Uit deze verklaring volgt dat verbalisant op basis van eigen waarneming verdachte zowel tijdens het politieverhoor als ter terechtzitting in hoger beroep heeft herkend als één van de betrokkenen bij het vangen van de putter. Het hof heeft geen reden om te twijfelen aan de juistheid dan wel de betrouwbaarheid van deze waarnemingen. Deze waarnemingen bevestigen de herkenning van verdachte door de gebiedsbrigadier en de BOA-coördinator op de foto’s tijdens de briefing na de tweede postdag. Uit het onderzoek is het hof niet gebleken dat de foto’s zodanig onduidelijk zijn geweest dat een herkenning van onder meer de verdachte op die foto’s niet mogelijk zou zijn.

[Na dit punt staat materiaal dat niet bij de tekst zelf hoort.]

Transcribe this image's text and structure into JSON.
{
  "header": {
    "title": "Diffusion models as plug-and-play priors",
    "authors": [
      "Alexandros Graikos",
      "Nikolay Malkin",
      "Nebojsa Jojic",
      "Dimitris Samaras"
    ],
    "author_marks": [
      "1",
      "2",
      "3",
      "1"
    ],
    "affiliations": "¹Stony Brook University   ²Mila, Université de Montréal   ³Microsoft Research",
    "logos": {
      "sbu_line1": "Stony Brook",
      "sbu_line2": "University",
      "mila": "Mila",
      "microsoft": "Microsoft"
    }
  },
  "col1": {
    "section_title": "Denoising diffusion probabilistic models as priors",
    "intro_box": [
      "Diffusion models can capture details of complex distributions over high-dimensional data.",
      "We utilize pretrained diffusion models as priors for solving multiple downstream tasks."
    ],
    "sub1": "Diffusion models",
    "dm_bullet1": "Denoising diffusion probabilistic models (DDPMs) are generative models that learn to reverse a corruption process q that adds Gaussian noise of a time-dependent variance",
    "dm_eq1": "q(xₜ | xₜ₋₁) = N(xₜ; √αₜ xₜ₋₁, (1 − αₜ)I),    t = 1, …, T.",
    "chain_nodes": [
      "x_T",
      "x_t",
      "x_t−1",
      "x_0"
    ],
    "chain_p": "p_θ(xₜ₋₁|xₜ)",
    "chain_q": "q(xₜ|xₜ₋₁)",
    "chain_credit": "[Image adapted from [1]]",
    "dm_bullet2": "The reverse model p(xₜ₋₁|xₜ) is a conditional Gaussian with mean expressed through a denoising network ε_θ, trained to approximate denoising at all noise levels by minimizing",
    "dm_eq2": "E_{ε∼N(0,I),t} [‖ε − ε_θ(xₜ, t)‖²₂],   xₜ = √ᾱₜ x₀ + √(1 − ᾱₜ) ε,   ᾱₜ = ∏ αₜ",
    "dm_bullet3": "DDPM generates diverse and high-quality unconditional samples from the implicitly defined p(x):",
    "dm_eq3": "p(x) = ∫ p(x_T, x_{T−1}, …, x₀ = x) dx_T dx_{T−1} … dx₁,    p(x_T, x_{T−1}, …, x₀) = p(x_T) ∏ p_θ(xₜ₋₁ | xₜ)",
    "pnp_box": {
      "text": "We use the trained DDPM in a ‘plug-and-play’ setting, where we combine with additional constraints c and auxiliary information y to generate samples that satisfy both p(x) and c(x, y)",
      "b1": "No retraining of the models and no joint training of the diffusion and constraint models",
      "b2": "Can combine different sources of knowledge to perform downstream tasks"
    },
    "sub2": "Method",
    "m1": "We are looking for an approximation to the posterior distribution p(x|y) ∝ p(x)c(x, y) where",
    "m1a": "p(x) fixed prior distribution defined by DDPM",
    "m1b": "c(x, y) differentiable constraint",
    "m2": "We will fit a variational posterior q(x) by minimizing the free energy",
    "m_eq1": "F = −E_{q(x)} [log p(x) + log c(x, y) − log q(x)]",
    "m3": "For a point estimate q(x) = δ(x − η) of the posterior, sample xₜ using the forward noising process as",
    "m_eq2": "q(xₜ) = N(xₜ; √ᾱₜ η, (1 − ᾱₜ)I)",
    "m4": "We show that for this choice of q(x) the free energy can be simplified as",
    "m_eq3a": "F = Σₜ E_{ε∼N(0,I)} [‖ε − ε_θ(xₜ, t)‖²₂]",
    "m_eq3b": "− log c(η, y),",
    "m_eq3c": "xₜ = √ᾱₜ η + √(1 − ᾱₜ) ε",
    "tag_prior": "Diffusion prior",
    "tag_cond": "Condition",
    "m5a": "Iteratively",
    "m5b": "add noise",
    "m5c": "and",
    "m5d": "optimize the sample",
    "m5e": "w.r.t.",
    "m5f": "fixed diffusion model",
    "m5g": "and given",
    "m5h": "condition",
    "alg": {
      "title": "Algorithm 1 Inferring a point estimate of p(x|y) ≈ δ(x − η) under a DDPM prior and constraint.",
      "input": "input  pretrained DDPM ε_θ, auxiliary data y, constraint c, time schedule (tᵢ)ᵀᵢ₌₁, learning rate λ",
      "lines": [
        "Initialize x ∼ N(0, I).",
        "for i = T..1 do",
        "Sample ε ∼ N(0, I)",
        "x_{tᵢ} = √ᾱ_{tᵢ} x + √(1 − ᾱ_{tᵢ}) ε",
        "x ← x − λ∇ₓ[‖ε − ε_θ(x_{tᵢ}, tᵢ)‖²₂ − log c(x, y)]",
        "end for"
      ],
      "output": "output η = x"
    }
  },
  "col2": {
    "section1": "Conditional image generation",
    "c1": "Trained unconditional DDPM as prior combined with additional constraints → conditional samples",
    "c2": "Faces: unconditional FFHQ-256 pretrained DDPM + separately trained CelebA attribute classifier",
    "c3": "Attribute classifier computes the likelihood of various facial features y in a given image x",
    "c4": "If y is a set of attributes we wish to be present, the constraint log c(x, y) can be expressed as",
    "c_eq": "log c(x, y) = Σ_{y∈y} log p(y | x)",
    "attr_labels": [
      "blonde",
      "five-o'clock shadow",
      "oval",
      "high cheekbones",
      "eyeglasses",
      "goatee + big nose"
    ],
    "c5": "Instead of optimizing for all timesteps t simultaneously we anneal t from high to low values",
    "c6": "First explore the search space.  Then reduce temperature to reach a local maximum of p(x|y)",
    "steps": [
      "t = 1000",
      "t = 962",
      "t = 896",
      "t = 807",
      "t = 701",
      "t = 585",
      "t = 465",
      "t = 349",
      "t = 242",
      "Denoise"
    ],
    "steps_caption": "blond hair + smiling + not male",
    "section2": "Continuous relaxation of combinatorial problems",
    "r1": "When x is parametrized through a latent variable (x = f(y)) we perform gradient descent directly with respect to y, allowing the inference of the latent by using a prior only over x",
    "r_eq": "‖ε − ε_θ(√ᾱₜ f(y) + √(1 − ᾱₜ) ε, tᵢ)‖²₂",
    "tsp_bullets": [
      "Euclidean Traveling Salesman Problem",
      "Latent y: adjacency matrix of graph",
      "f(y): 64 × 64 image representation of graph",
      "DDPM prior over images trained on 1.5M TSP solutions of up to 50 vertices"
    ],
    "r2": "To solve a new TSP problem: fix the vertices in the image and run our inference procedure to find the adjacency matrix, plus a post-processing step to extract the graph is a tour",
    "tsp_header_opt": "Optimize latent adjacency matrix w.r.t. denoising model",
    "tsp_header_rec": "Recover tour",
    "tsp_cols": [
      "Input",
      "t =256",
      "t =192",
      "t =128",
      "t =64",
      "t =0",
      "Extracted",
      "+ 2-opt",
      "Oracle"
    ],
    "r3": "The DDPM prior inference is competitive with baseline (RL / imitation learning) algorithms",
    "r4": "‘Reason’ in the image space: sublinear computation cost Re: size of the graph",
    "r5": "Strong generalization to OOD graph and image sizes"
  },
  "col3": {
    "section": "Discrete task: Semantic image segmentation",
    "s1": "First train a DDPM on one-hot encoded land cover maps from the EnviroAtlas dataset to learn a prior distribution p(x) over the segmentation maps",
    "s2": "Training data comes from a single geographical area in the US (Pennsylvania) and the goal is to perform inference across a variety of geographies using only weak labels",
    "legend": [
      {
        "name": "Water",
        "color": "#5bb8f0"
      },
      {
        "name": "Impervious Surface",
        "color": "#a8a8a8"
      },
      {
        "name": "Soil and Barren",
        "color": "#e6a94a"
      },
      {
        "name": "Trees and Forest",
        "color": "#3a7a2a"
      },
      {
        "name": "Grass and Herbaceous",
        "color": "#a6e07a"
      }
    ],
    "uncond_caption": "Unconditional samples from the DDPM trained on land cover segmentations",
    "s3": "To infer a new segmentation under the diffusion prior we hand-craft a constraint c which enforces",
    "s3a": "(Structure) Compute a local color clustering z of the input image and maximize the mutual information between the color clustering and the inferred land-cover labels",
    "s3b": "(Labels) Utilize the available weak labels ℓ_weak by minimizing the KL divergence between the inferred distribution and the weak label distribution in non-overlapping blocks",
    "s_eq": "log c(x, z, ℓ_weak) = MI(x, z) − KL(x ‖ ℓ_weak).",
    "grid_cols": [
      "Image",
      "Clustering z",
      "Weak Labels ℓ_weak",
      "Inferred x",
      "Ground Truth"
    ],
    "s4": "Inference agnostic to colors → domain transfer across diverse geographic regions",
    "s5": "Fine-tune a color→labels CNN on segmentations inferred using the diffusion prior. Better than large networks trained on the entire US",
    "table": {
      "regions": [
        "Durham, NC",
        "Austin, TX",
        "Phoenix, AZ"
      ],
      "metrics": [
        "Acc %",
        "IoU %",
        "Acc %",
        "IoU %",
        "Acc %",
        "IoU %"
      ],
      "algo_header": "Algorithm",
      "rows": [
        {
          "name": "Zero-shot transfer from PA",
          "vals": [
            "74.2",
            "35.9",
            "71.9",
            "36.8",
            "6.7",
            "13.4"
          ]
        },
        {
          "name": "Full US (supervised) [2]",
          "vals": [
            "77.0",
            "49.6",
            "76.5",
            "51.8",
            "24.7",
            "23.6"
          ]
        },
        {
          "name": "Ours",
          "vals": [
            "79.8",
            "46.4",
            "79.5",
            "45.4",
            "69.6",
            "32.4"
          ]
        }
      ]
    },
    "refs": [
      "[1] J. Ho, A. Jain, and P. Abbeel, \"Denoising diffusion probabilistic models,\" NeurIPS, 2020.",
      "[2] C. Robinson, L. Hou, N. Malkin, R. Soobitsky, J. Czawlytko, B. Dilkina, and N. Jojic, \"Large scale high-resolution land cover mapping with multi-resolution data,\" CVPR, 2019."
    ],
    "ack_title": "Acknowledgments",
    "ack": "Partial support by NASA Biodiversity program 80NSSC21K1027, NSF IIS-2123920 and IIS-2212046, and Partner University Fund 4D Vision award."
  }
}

Ad. 2 Zonder nadere onderbouwing, valt niet in te zien waarom de als bewijs gebezigde verklaring van de verbalisant waarin hij uiteenzet waarom hij tot de conclusie komt dat de gevangen vogel een putter is (blz 3 van het proces-verbaal van 25 april 2013), als bewijs voor dit onderdeel onvoldoende zou zijn. Het hof ziet geen aanleiding om aan de juistheid van de waarneming van de verbalisant te twijfelen.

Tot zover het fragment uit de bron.